La classe dirigente italiana nell’immediato dopoguerra provocò una forte reazione al neorealismo, suscitando atteggiamenti polemici più impegnati sul fronte della neoavanguardia, e Moravia, intravedendo nella polemica l’ipocrisia di una società rimasta conformista, riprese a lavorare nel teatro, nella speranza di avere la possibilità di un colloquio più diretto e di una denunzia più efficiente e costruttiva per il pubblico. Testimonianza di questa crisi sono i suoi numerosi viaggi all'estero e La noia (1960) in cui Moravia recuperava "il suo tema preferito, ricollegabile alle sorti di scacco e d'impotenza della indifferenza d'inizio, con abbondanza di tesi da dimostrare intorno al tema antico della sua atonia morale, che trova nel clima sociale e ideologico degli anni Sessanta una nuova significazione e una sempre maggiore evidenza nel senso di distacco da una realtà inautentica.
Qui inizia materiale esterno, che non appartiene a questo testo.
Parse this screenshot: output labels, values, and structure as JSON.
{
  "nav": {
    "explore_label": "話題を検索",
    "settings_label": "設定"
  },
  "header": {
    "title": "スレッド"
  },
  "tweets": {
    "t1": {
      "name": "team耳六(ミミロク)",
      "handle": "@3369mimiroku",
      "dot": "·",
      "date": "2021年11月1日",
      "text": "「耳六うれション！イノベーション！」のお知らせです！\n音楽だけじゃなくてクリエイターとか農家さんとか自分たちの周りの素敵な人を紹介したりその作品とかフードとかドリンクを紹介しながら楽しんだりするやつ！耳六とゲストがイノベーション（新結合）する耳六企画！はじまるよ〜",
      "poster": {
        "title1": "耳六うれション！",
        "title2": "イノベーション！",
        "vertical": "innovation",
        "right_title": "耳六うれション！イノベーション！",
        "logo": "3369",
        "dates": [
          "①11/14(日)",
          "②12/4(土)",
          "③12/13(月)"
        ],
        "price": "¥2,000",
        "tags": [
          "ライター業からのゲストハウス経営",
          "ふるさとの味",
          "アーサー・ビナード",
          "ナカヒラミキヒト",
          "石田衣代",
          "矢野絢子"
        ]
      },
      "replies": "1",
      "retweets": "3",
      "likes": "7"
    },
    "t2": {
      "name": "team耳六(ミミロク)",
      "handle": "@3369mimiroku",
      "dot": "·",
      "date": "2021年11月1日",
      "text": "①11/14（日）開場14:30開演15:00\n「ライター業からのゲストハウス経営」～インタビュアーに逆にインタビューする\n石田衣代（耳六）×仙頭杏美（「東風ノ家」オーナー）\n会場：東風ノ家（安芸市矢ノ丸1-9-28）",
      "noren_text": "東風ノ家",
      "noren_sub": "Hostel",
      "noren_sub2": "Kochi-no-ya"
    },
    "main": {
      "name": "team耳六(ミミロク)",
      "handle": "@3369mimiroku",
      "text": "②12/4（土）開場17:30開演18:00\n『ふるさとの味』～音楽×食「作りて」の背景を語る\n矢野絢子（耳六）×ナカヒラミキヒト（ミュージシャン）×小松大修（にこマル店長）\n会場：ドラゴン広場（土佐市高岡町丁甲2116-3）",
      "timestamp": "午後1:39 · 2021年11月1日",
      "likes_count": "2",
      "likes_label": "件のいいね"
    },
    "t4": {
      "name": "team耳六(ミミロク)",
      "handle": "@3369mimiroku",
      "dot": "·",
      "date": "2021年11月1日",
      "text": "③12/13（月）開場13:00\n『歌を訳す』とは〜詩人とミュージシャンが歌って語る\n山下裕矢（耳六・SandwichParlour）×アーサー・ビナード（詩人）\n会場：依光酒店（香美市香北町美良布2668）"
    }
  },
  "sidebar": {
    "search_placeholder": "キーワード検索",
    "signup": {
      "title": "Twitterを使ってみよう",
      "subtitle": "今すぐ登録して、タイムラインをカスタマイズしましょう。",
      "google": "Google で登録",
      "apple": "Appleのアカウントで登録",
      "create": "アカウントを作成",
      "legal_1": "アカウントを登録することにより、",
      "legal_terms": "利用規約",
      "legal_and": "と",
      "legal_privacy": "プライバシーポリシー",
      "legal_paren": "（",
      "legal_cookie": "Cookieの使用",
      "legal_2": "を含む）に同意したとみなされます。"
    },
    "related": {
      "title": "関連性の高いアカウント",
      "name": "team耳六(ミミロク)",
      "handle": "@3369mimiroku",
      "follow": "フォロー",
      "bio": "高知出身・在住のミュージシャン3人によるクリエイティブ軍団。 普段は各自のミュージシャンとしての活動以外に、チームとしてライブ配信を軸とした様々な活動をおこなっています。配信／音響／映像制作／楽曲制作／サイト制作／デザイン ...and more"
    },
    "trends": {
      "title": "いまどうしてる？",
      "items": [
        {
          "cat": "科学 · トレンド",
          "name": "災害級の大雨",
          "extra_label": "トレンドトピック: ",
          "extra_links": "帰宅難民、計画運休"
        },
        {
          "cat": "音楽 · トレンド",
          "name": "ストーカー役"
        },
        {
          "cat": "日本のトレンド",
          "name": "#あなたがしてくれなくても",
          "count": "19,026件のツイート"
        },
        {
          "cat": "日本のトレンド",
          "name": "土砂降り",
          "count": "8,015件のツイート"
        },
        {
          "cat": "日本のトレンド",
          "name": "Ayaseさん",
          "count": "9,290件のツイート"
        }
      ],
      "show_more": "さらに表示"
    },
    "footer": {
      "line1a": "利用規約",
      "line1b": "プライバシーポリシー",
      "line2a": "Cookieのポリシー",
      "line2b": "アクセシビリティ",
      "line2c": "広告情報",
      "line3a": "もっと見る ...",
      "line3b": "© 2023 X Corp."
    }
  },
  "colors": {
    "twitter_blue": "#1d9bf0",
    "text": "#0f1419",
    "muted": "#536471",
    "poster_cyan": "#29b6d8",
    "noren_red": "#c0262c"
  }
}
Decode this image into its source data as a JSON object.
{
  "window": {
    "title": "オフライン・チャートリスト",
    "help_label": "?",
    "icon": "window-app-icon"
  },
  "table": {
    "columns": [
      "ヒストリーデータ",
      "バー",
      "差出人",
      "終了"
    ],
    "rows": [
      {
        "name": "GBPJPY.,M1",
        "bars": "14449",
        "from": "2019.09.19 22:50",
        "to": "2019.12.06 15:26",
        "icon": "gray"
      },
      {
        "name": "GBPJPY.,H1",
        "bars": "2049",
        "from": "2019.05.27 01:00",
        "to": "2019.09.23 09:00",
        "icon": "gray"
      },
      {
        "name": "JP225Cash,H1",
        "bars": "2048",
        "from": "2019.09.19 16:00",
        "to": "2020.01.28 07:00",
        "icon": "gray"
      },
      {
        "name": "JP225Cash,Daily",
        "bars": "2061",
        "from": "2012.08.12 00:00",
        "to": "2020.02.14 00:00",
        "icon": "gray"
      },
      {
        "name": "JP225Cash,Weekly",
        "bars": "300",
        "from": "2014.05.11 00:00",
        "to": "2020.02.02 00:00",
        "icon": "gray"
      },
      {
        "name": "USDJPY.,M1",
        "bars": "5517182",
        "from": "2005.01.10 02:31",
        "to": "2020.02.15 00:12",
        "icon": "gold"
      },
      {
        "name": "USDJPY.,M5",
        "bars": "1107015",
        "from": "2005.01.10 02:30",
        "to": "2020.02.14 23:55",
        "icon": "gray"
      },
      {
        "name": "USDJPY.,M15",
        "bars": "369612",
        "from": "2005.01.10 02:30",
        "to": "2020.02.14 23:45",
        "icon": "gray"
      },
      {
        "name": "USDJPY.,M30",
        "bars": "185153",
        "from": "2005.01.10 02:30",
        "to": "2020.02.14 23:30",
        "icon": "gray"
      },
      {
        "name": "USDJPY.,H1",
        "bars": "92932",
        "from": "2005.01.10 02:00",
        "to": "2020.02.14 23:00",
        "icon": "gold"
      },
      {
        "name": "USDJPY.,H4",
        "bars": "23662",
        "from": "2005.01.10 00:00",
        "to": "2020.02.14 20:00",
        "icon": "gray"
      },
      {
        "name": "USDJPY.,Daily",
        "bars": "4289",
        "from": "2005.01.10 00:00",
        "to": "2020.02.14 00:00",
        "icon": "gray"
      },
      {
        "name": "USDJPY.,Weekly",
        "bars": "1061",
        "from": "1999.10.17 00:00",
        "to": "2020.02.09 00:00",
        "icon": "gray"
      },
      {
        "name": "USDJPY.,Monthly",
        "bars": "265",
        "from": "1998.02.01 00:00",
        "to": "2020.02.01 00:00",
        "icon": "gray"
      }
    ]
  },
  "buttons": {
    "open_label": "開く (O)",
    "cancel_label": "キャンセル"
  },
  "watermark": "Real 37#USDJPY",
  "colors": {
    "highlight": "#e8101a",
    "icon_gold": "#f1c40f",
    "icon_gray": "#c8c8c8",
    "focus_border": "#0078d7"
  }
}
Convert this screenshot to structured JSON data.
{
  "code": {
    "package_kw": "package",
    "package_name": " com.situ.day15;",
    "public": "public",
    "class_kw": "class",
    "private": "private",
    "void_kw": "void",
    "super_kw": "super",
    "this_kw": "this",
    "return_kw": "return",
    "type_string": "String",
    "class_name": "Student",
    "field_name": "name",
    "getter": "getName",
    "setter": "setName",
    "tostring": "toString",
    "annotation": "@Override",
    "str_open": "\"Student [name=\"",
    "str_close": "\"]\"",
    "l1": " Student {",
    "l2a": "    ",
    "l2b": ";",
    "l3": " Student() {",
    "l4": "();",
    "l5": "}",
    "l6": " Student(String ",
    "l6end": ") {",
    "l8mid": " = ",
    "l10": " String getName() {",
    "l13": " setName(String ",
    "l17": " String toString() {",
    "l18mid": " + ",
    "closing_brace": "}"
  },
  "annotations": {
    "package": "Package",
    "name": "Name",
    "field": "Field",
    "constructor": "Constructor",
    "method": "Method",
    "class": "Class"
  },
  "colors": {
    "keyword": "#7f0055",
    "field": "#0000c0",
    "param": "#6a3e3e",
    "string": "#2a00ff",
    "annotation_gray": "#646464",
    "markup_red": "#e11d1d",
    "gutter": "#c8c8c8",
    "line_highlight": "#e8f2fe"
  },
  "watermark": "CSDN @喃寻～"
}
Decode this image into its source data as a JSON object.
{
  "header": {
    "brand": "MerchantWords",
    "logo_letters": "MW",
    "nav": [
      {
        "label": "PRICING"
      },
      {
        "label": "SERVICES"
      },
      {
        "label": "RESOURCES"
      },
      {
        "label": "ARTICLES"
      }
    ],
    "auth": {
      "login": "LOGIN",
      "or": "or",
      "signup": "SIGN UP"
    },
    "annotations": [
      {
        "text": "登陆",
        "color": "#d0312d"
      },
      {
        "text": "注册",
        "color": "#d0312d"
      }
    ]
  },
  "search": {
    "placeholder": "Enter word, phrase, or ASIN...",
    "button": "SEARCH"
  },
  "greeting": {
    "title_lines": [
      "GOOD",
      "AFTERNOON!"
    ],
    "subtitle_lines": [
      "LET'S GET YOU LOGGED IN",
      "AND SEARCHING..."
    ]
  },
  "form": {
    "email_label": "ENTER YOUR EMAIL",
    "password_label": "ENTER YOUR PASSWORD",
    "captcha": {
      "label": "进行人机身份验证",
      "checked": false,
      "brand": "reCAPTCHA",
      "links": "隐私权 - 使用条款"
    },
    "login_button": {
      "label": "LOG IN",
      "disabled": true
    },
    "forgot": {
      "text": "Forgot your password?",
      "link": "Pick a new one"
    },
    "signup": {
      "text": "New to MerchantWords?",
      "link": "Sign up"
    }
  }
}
L'inizio del nuovo decennio segna anche una svolta nella produzione e nell'impegno culturale di Moravia. Il romanzo, come forma espressiva tradizionale, è messo in crisi dal nascere delle neoavanguardie. Il Gruppo 63, in un convegno tenutosi a Palermo, entra in polemica con Moravia [...] Moravia, molto sensibile a queste pressioni, rivede il suo lavoro e inizia la composizione di un nuovo romanzo, L'attenzione, che si configura come romanzo nel romanzo" (Pandini).
Con Siciliano e Dacia Maraini (intanto si era separato da Elsa Morante) fonda una compagnia teatrale detta del Porcospino. Ma l'opera teatrale di Moravia, pur testimoniando la vivacità e la vitalità di uno scrittore di forte vena, non aggiunge nulla alla sua validità di artista narrativo; testimonia soltanto la minore fiducia del nostro autore nel romanzo, mentre lo fa rivolgere sempre più al saggio-racconto. Il segno della sua insoddisfazione traspare nel romanzo Io e lui (1971).
Tra le altre opere si ricordano i romanzi: La vita ínteriore (197; 1934 (1982); L'uomo che guarda 1985); Ritorno a Roma (1989) e, postumo, La donna leopardo; i volumi di racconti: La cosa (1983), La villa del Venerdì e altri racconti (1990).
Muore per un malore improvviso a Roma il 26 settembre 1990.